The update changed how SKY enters circulation through staking rewards. Under the new plan, the protocol will distribute about 838.18 million tokens over 180 days. That total is about 161.82 million tokens lower than the earlier schedule, which reduced the pace of new supply entering the market.
Lower emissions spark market movements because they can reduce dilution for existing holders. In this case, the change arrived while the network continued to remove tokens from circulation through its buyback system. This tightened the available supply and supported the token’s upward move.
Sky has already used about $114.5 million in USDS to repurchase nearly 1.83 billion tokens. The program executes purchases in small transactions across the day, with many trades near $10,000 each, removing around 3.6 million tokens from circulation every day.
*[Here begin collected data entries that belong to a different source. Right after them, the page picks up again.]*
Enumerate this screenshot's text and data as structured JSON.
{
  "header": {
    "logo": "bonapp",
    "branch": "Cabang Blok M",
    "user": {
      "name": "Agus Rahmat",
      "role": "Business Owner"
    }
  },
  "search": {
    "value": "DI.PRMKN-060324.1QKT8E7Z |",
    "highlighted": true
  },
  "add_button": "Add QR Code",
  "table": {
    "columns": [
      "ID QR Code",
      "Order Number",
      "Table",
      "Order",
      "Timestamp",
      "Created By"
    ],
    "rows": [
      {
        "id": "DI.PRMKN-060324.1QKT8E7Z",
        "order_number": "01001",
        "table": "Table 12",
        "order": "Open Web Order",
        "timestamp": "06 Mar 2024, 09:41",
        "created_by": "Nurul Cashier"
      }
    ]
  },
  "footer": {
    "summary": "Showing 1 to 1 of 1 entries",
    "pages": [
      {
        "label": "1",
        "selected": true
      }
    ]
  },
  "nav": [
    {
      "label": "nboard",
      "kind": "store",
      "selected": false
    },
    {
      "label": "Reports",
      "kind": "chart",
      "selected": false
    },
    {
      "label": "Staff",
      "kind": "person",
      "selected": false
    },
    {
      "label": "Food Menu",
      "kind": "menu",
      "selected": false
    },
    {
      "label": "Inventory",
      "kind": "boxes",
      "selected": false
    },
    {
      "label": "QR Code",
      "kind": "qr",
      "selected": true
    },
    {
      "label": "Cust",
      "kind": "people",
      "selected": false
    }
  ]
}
Additionally, two-thirds of the token supply is staked. That leaves a smaller share of tokens available for active trading, which can add pressure on prices when demand rises.
SKY traded at $0.07819, up 5.13% in the past 24 hours at the time of reporting. The trading volume also rose over 54% in the same period, reaching about $39.97 million.
SKYUSD 1-Day Chart | Source: CMC
Meanwhile, we also covered that on March 12, Polkadot will reset its tokenomics under a new monetary framework that will cap DOT supply at 2.1 billion and reduce emissions by 53.6%.
The governance changes also expanded the protocol’s credit structure around USDS. Sky onboarded two new Launch Agents to support credit deployment and liquidity management within the USDS ecosystem. This step gives the protocol more tools to grow stablecoin-related activity while improving its internal market structure.
The credit expansion connects directly to Sky’s effort to strengthen USDS usage across its network. A wider credit base can support borrowing, liquidity provision, and related financial activity tied to the stablecoin. As that infrastructure grows, the protocol can create more on-chain demand around its core products.
The SKY move also fits a wider pattern across DeFi. More protocols now favor lower emissions and market-based buybacks instead of large token distributions. Earlier DeFi models often relied on heavy token incentives, but those systems often increased selling pressure as users sold rewards soon after receiving them.
Recent examples show how this model is changing. Hyperliquid has directed part of its trading-fee revenue toward buying and burning HYPE tokens. Jupiter also voted in February to remove new JUP emissions in 2026, while dYdX approved a plan that sends 75% of protocol revenue toward token buybacks.